Et qu'avez-vous appris concrètement de Coop et de Migros chez Lidl?
Ce sont toutes deux de grandes entreprises bien établies, pour lesquelles j'ai beaucoup de respect. Il y a bien sûr toujours quelque chose à apprendre d'elles.
Ou copier, comme vous l'avez fait pour le thé glacé et la glace Migros.
Je n'appellerait pas ça «copier».
Au début, Lidl était la bête noire de certains fournisseurs. Y a-t-il encore aujourd'hui des marques que vous évitez, peut-être aussi en raison de la pression du duopole?
Nous avons déjà de très nombreuses marques suisses dans notre assortiment. Mais il est vrai que nous sommes encore en discussion avec l'une ou l'autre d'entre elles. Mais en fait, ce n'est pas un problème. Il ne faut pas oublier que souvent, il ne s'agit pas seulement des affaires suisses. Grâce à notre réseau international, nous ouvrons également de nouveaux canaux de vente aux fournisseurs suisses en exportant leurs produits. Lidl Suisse est par exemple responsable de 5% des exportations de fromage suisse.

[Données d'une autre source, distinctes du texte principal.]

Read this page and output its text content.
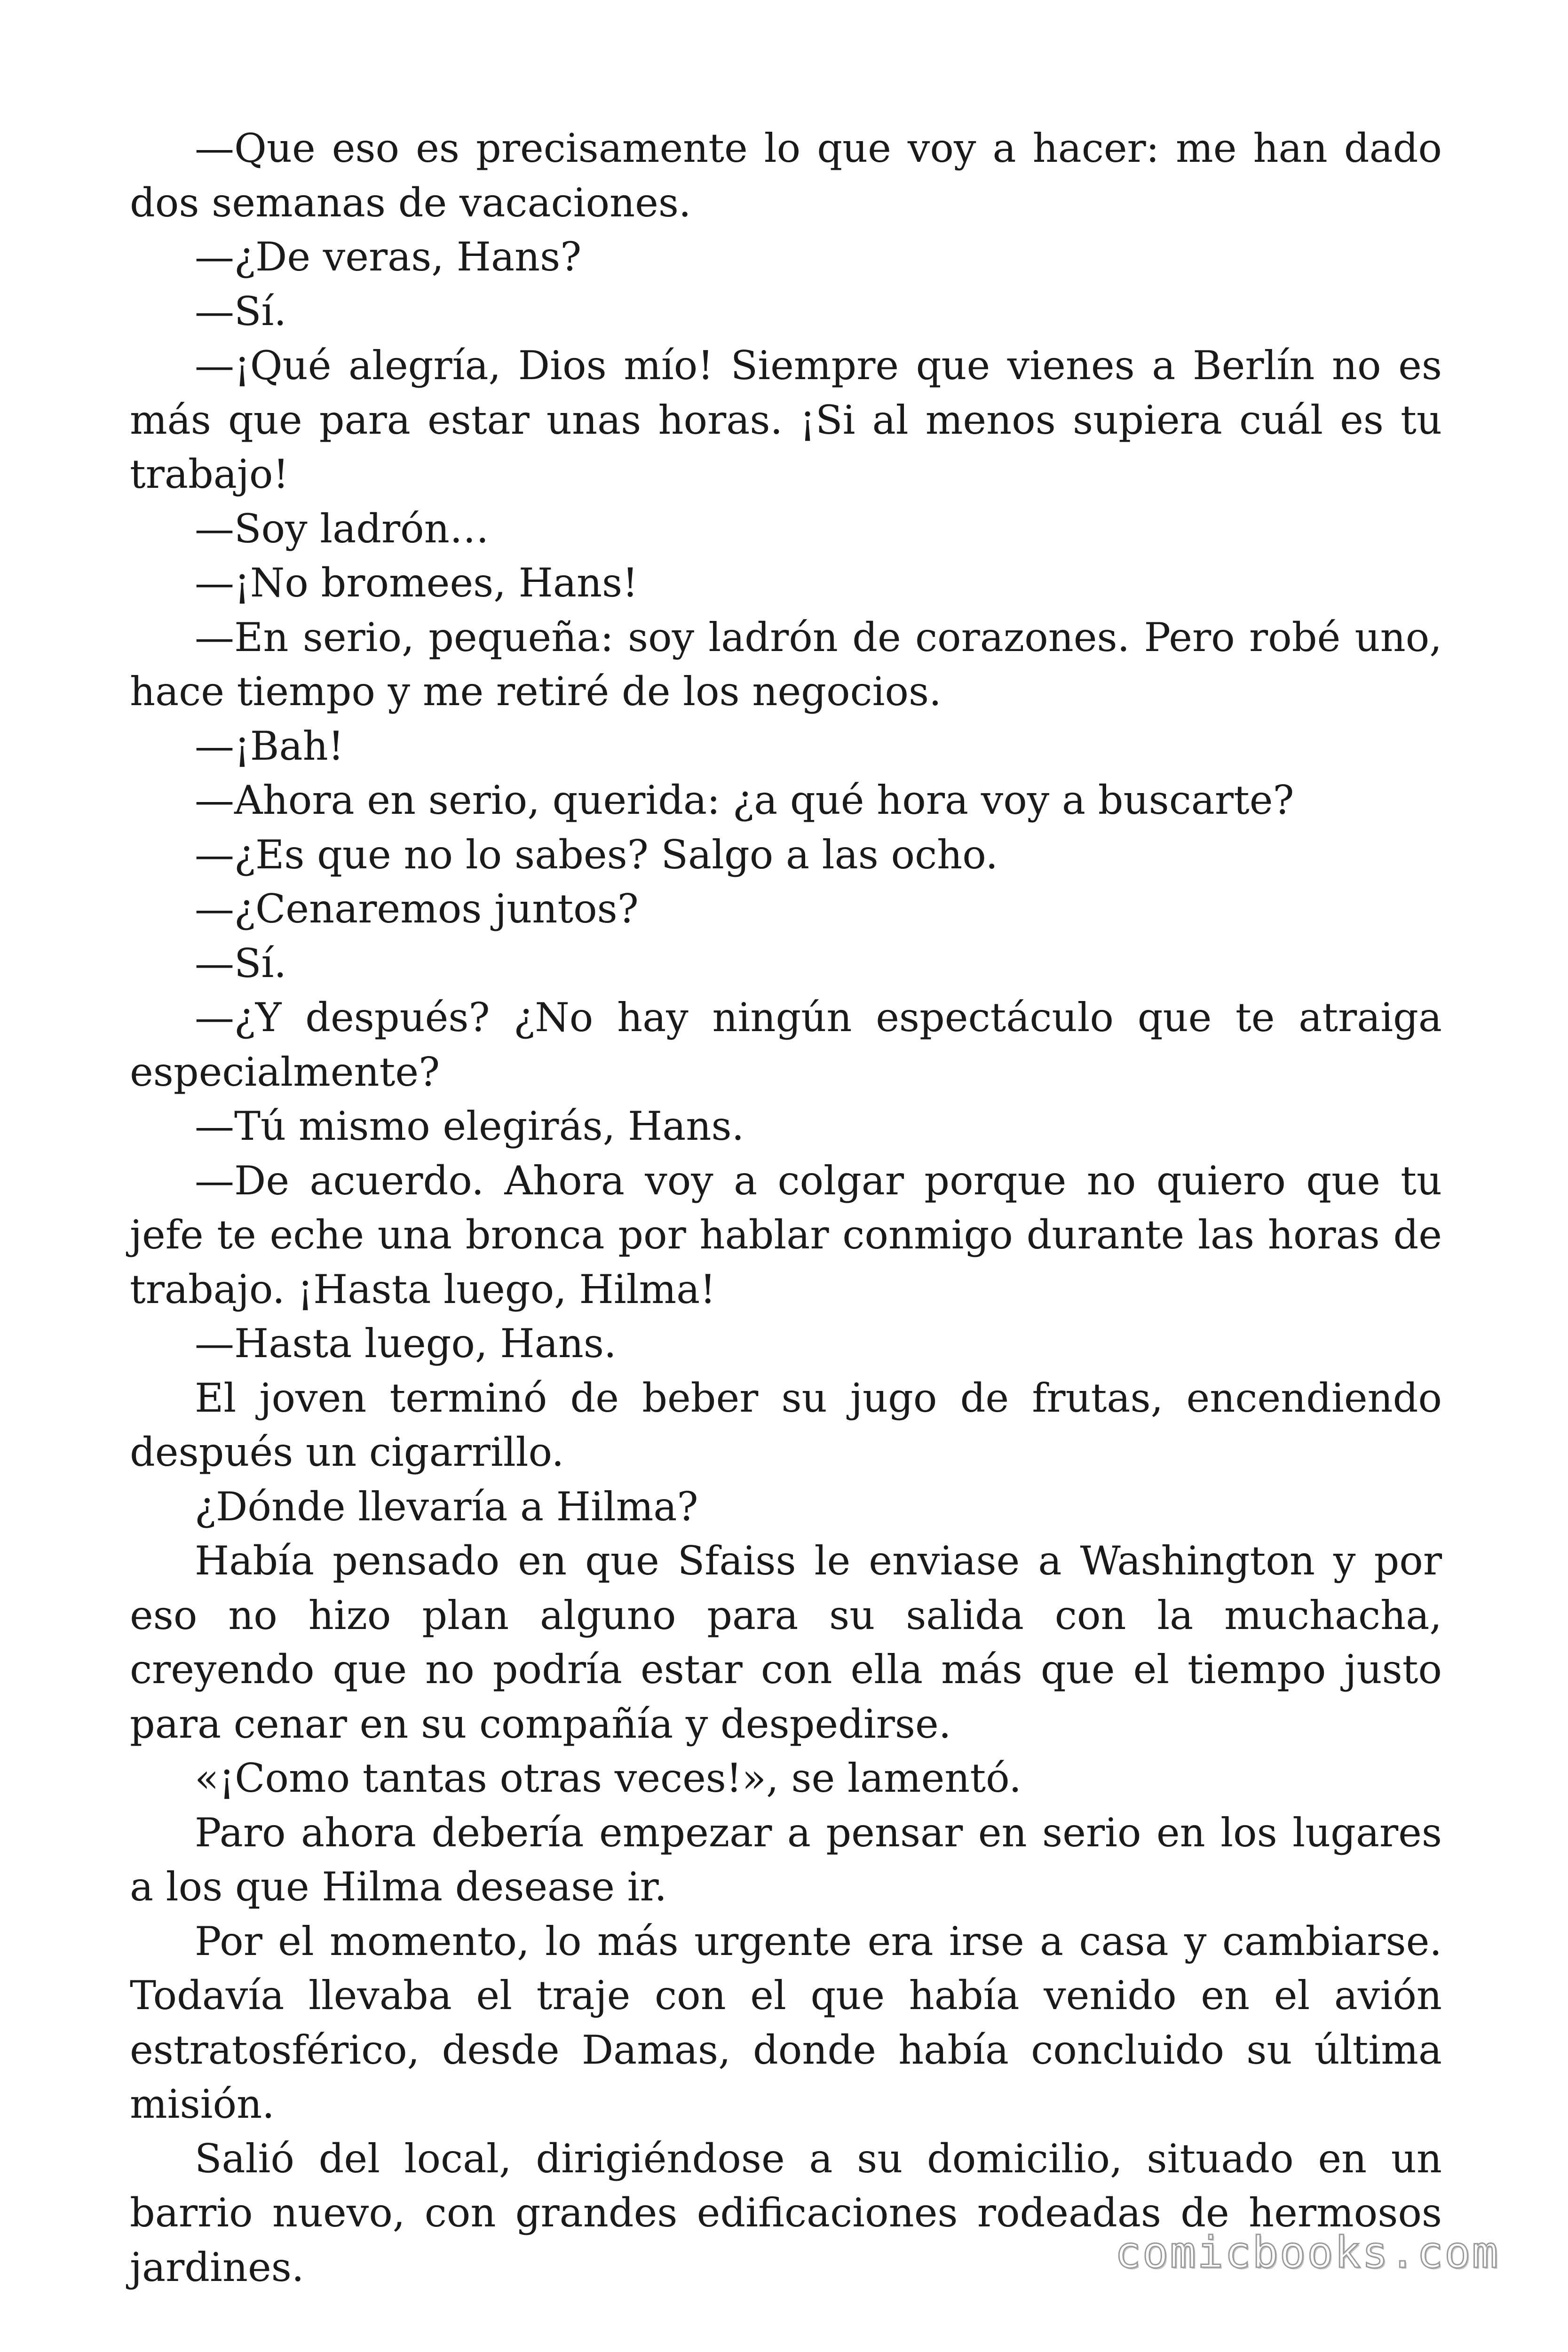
—Que eso es precisamente lo que voy a hacer: me han dado dos semanas de vacaciones.

—¿De veras, Hans?

—Sí.

—¡Qué alegría, Dios mío! Siempre que vienes a Berlín no es más que para estar unas horas. ¡Si al menos supiera cuál es tu trabajo!

—Soy ladrón…

—¡No bromees, Hans!

—En serio, pequeña: soy ladrón de corazones. Pero robé uno, hace tiempo y me retiré de los negocios.

—¡Bah!

—Ahora en serio, querida: ¿a qué hora voy a buscarte?

—¿Es que no lo sabes? Salgo a las ocho.

—¿Cenaremos juntos?

—Sí.

—¿Y después? ¿No hay ningún espectáculo que te atraiga especialmente?

—Tú mismo elegirás, Hans.

—De acuerdo. Ahora voy a colgar porque no quiero que tu jefe te eche una bronca por hablar conmigo durante las horas de trabajo. ¡Hasta luego, Hilma!

—Hasta luego, Hans.

El joven terminó de beber su jugo de frutas, encendiendo después un cigarrillo.

¿Dónde llevaría a Hilma?

Había pensado en que Sfaiss le enviase a Washington y por eso no hizo plan alguno para su salida con la muchacha, creyendo que no podría estar con ella más que el tiempo justo para cenar en su compañía y despedirse.

«¡Como tantas otras veces!», se lamentó.

Paro ahora debería empezar a pensar en serio en los lugares a los que Hilma desease ir.

Por el momento, lo más urgente era irse a casa y cambiarse. Todavía llevaba el traje con el que había venido en el avión estratosférico, desde Damas, donde había concluido su última misión.

Salió del local, dirigiéndose a su domicilio, situado en un barrio nuevo, con grandes edificaciones rodeadas de hermosos jardines.	comicbooks.com
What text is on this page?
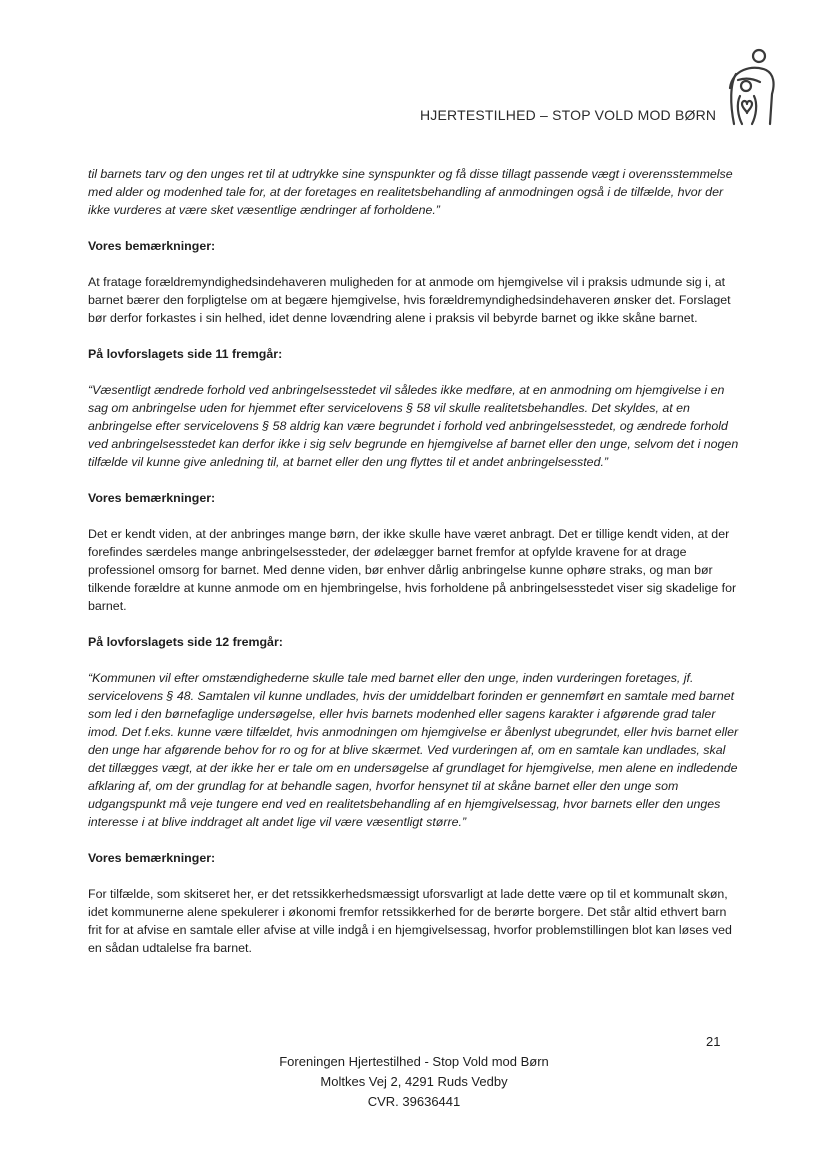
HJERTESTILHED – STOP VOLD MOD BØRN

til barnets tarv og den unges ret til at udtrykke sine synspunkter og få disse tillagt passende vægt i overensstemmelse med alder og modenhed tale for, at der foretages en realitetsbehandling af anmodningen også i de tilfælde, hvor der ikke vurderes at være sket væsentlige ændringer af forholdene.”

Vores bemærkninger:

At fratage forældremyndighedsindehaveren muligheden for at anmode om hjemgivelse vil i praksis udmunde sig i, at barnet bærer den forpligtelse om at begære hjemgivelse, hvis forældremyndighedsindehaveren ønsker det. Forslaget bør derfor forkastes i sin helhed, idet denne lovændring alene i praksis vil bebyrde barnet og ikke skåne barnet.

På lovforslagets side 11 fremgår:

“Væsentligt ændrede forhold ved anbringelsesstedet vil således ikke medføre, at en anmodning om hjemgivelse i en sag om anbringelse uden for hjemmet efter servicelovens § 58 vil skulle realitetsbehandles. Det skyldes, at en anbringelse efter servicelovens § 58 aldrig kan være begrundet i forhold ved anbringelsesstedet, og ændrede forhold ved anbringelsesstedet kan derfor ikke i sig selv begrunde en hjemgivelse af barnet eller den unge, selvom det i nogen tilfælde vil kunne give anledning til, at barnet eller den ung flyttes til et andet anbringelsessted.”

Vores bemærkninger:

Det er kendt viden, at der anbringes mange børn, der ikke skulle have været anbragt. Det er tillige kendt viden, at der forefindes særdeles mange anbringelsessteder, der ødelægger barnet fremfor at opfylde kravene for at drage professionel omsorg for barnet. Med denne viden, bør enhver dårlig anbringelse kunne ophøre straks, og man bør tilkende forældre at kunne anmode om en hjembringelse, hvis forholdene på anbringelsesstedet viser sig skadelige for barnet.

På lovforslagets side 12 fremgår:

“Kommunen vil efter omstændighederne skulle tale med barnet eller den unge, inden vurderingen foretages, jf. servicelovens § 48. Samtalen vil kunne undlades, hvis der umiddelbart forinden er gennemført en samtale med barnet som led i den børnefaglige undersøgelse, eller hvis barnets modenhed eller sagens karakter i afgørende grad taler imod. Det f.eks. kunne være tilfældet, hvis anmodningen om hjemgivelse er åbenlyst ubegrundet, eller hvis barnet eller den unge har afgørende behov for ro og for at blive skærmet. Ved vurderingen af, om en samtale kan undlades, skal det tillægges vægt, at der ikke her er tale om en undersøgelse af grundlaget for hjemgivelse, men alene en indledende afklaring af, om der grundlag for at behandle sagen, hvorfor hensynet til at skåne barnet eller den unge som udgangspunkt må veje tungere end ved en realitetsbehandling af en hjemgivelsessag, hvor barnets eller den unges interesse i at blive inddraget alt andet lige vil være væsentligt større.”

Vores bemærkninger:

For tilfælde, som skitseret her, er det retssikkerhedsmæssigt uforsvarligt at lade dette være op til et kommunalt skøn, idet kommunerne alene spekulerer i økonomi fremfor retssikkerhed for de berørte borgere. Det står altid ethvert barn frit for at afvise en samtale eller afvise at ville indgå i en hjemgivelsessag, hvorfor problemstillingen blot kan løses ved en sådan udtalelse fra barnet.

21
Foreningen Hjertestilhed - Stop Vold mod Børn
Moltkes Vej 2, 4291 Ruds Vedby
CVR. 39636441
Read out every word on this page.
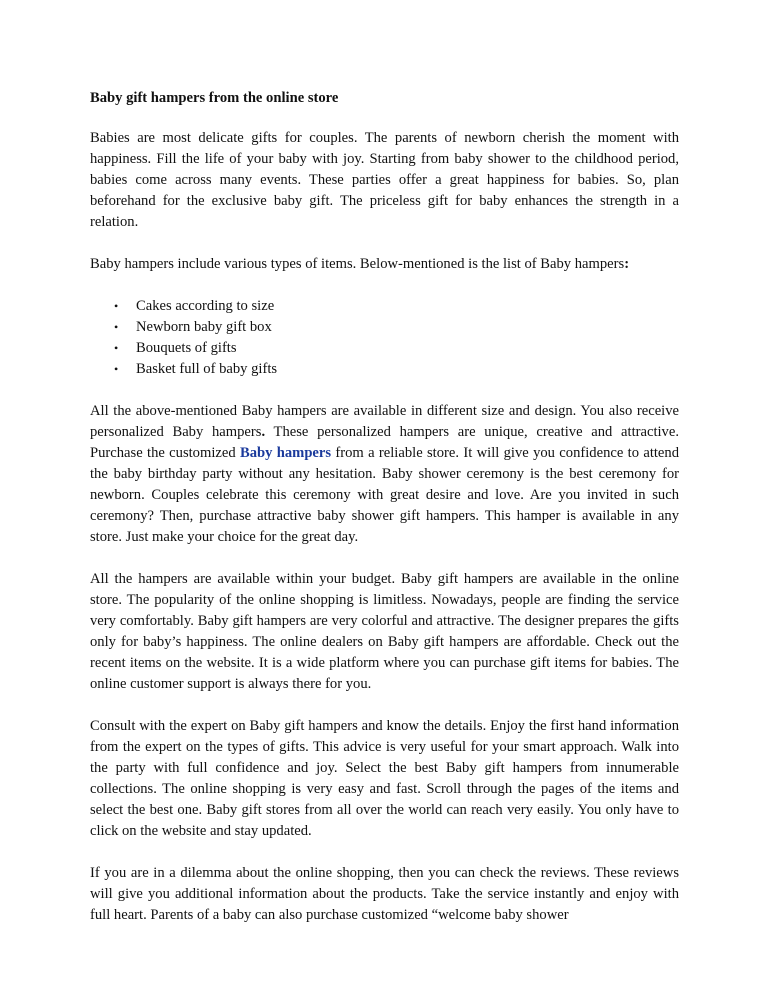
Baby gift hampers from the online store

Babies are most delicate gifts for couples. The parents of newborn cherish the moment with happiness. Fill the life of your baby with joy. Starting from baby shower to the childhood period, babies come across many events. These parties offer a great happiness for babies. So, plan beforehand for the exclusive baby gift. The priceless gift for baby enhances the strength in a relation.

Baby hampers include various types of items. Below-mentioned is the list of Baby hampers:

• Cakes according to size
• Newborn baby gift box
• Bouquets of gifts
• Basket full of baby gifts

All the above-mentioned Baby hampers are available in different size and design. You also receive personalized Baby hampers. These personalized hampers are unique, creative and attractive. Purchase the customized Baby hampers from a reliable store. It will give you confidence to attend the baby birthday party without any hesitation. Baby shower ceremony is the best ceremony for newborn. Couples celebrate this ceremony with great desire and love. Are you invited in such ceremony? Then, purchase attractive baby shower gift hampers. This hamper is available in any store. Just make your choice for the great day.

All the hampers are available within your budget. Baby gift hampers are available in the online store. The popularity of the online shopping is limitless. Nowadays, people are finding the service very comfortably. Baby gift hampers are very colorful and attractive. The designer prepares the gifts only for baby’s happiness. The online dealers on Baby gift hampers are affordable. Check out the recent items on the website. It is a wide platform where you can purchase gift items for babies. The online customer support is always there for you.

Consult with the expert on Baby gift hampers and know the details. Enjoy the first hand information from the expert on the types of gifts. This advice is very useful for your smart approach. Walk into the party with full confidence and joy. Select the best Baby gift hampers from innumerable collections. The online shopping is very easy and fast. Scroll through the pages of the items and select the best one. Baby gift stores from all over the world can reach very easily. You only have to click on the website and stay updated.

If you are in a dilemma about the online shopping, then you can check the reviews. These reviews will give you additional information about the products. Take the service instantly and enjoy with full heart. Parents of a baby can also purchase customized “welcome baby shower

De nombreux détaillants expérimentent des succursales en libre-service sans personnel. Qu'en pensez-vous?
Nous continuons à miser sur le personnel, notamment parce que nous avons une très forte fréquentation de nos magasins. Même Amazon aux Etats-Unis a reconnu entre-temps que la technique pour de tels magasins est très chère. En tant qu'expérience, je trouve cela tout à fait passionnant, mais nous attendons de voir comment les choses se développement dans ce domaine.
A quoi ressemblera le magasin Lidl du futur?
C'est la clientèle qui décide. Je pars du principe que chez nous, le Swissness sera encore plus visible. Et il y aura sans doute encore plus de protéines végétales au lieu de protéines animales dans les rayons pour soutenir la durabilité.
Combien de fois Dieter Schwarz, le propriétaire milliardaire de Lidl, se rend-il au siège de l'entreprise pour vérifier que tout va bien? Autrefois, on disait qu'il arrivait en hélicoptère.
Jamais, nous sommes les seuls à décider ici de la stratégie suisse.
A quelle fréquence vous entretenez-vous avec lui?
Alors là, il y a encore quelques autres personnes dans la hiérarchie entre nous deux, je n'ai donc pas d'échanges quotidiens avec lui.
Existe-t-il en fait une prime de Noël pour les employés?Tous nos collaborateurs reçoivent chaque jour, pendant tout le mois de décembre, 5% sur leurs achats. De plus, tous ont reçu un bon d'achat d'une valeur de 150 francs.
Et qu'en est-il des négociations salariales 2025?
Nous sommes encore en pourparlers avec nos partenaires sociaux. Mais nous avons déjà aujourd'hui les salaires les plus élevés de notre branche, garantis par une CCT, et nous souhaitons que cela reste ainsi. Et nous voulons former encore plus d'apprentis. Nous avons d'ailleurs récemment augmenté les salaires des apprentis.